Understanding and communicating CMC process capabilities is central to that coordination. A capable, well-understood process is not only a quality asset; it is a schedule and COGS asset. When CMC can say, “We can do this quickly and robustly,” or “We can do this, but it will be fragile, expensive, and slow,” they are commenting on the viability of the current MVP, not just on technical details. Used well, that feedback helps teams decide where to hold the line, where to adjust the MVP, and where to sequence ambitions over time so the project remains executable.

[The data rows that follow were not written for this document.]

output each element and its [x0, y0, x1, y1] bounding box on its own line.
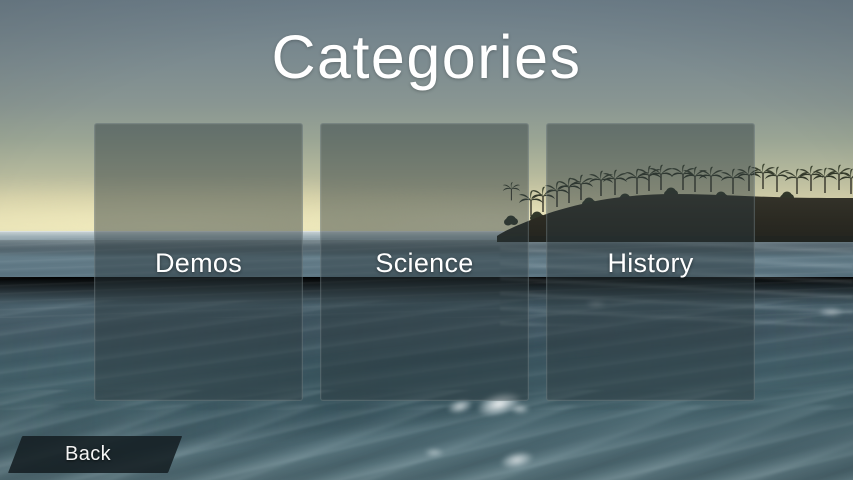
- category-card-science[interactable]: Science: [320, 123, 529, 401]
- page-title: Categories: [0, 27, 853, 88]
- category-card-history[interactable]: History: [546, 123, 755, 401]
- back-button[interactable]: Back: [8, 436, 168, 473]
- game-menu-screen: Categories Demos Science History Back: [0, 0, 853, 480]
- back-button-label: Back: [8, 436, 168, 473]
- category-card-demos[interactable]: Demos: [94, 123, 303, 401]
- category-card-label: History: [607, 248, 693, 279]
- category-card-label: Science: [375, 248, 473, 279]
- category-card-list: Demos Science History: [94, 123, 755, 401]
- category-card-label: Demos: [155, 248, 242, 279]
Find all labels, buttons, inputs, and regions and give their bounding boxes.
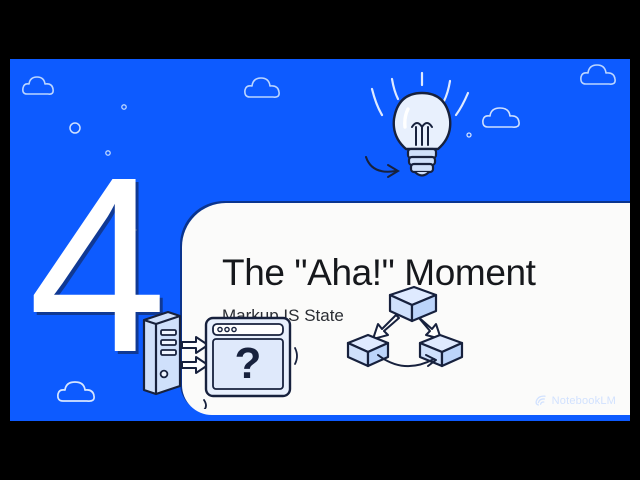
notebooklm-spark-icon xyxy=(534,394,547,407)
node-graph-illustration xyxy=(342,281,470,385)
cloud-doodle-top-left xyxy=(20,74,60,100)
dot-doodle-b xyxy=(120,103,128,111)
cloud-doodle-top-mid xyxy=(242,75,286,103)
cloud-doodle-far-right xyxy=(578,62,622,90)
cloud-doodle-top-right xyxy=(480,105,526,133)
slide-canvas: 4 xyxy=(10,59,630,421)
lightbulb-illustration xyxy=(362,71,482,181)
flow-arrows xyxy=(182,337,208,373)
notebooklm-brand: NotebookLM xyxy=(534,394,616,407)
server-browser-illustration: ? xyxy=(134,304,298,409)
svg-text:?: ? xyxy=(235,339,262,388)
browser-window-illustration: ? xyxy=(206,318,290,396)
notebooklm-wordmark: NotebookLM xyxy=(552,395,616,407)
slide-stage: 4 xyxy=(0,0,640,480)
server-tower-illustration xyxy=(144,312,180,394)
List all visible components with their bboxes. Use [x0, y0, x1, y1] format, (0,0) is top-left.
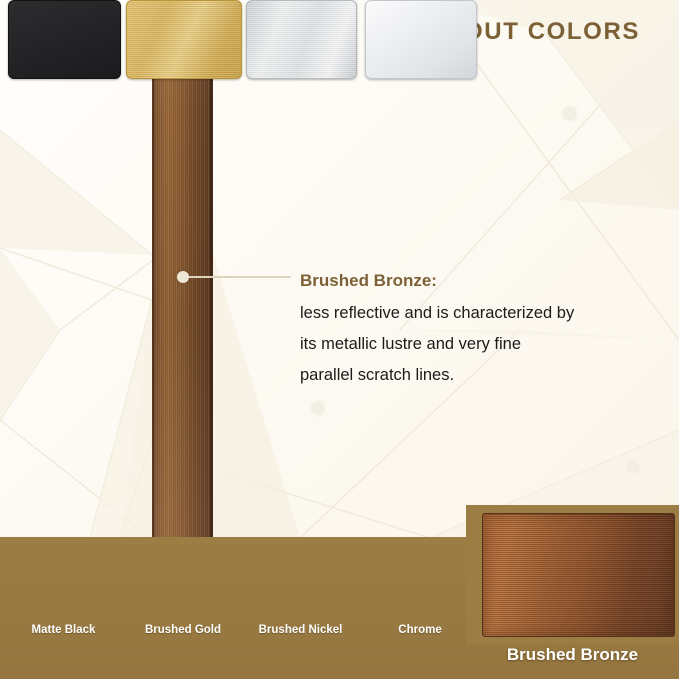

In the end, “viable” in minimum viable product has to mean viable for the whole business: for patients and prescribers, for payers, and for the factory. That only happens when the MVP is treated as a shared conversation rather than a one-way announcement — when the people defining the product and the people designing the process use it as their common reference point. Making that conversation explicit is one of the simplest and most powerful ways to reduce late surprises, protect timelines, and bring better products to market with confidence.
Conclusion
Just as a good metric hierarchy turns abstract strategy into concrete, aligned action, a living MVP shared with CMC and manufacturing turns a product story into an executable plan. Both are, at heart, tools for making thinking easier and decisions better across the organization.
About The Author:
Irwin Hirsh has 30 years of pharma experience with a background in CMC encompassing discovery, development, manufacturing, quality systems, QRM, and process validation. In 2008, Irwin joined Novo Nordisk, focusing on quality roles and spearheading initiatives related to QRM and life cycle approaches to validation. Subsequently, he transitioned to the Merck (DE) Healthcare division, where he held director roles within the biosimilars and biopharma business units. In 2018, he became a consultant concentrating on enhancing business efficiency and effectiveness. His primary focus involves building process-oriented systems within CMC and quality departments along with implementing digital tools for knowledge management and sharing.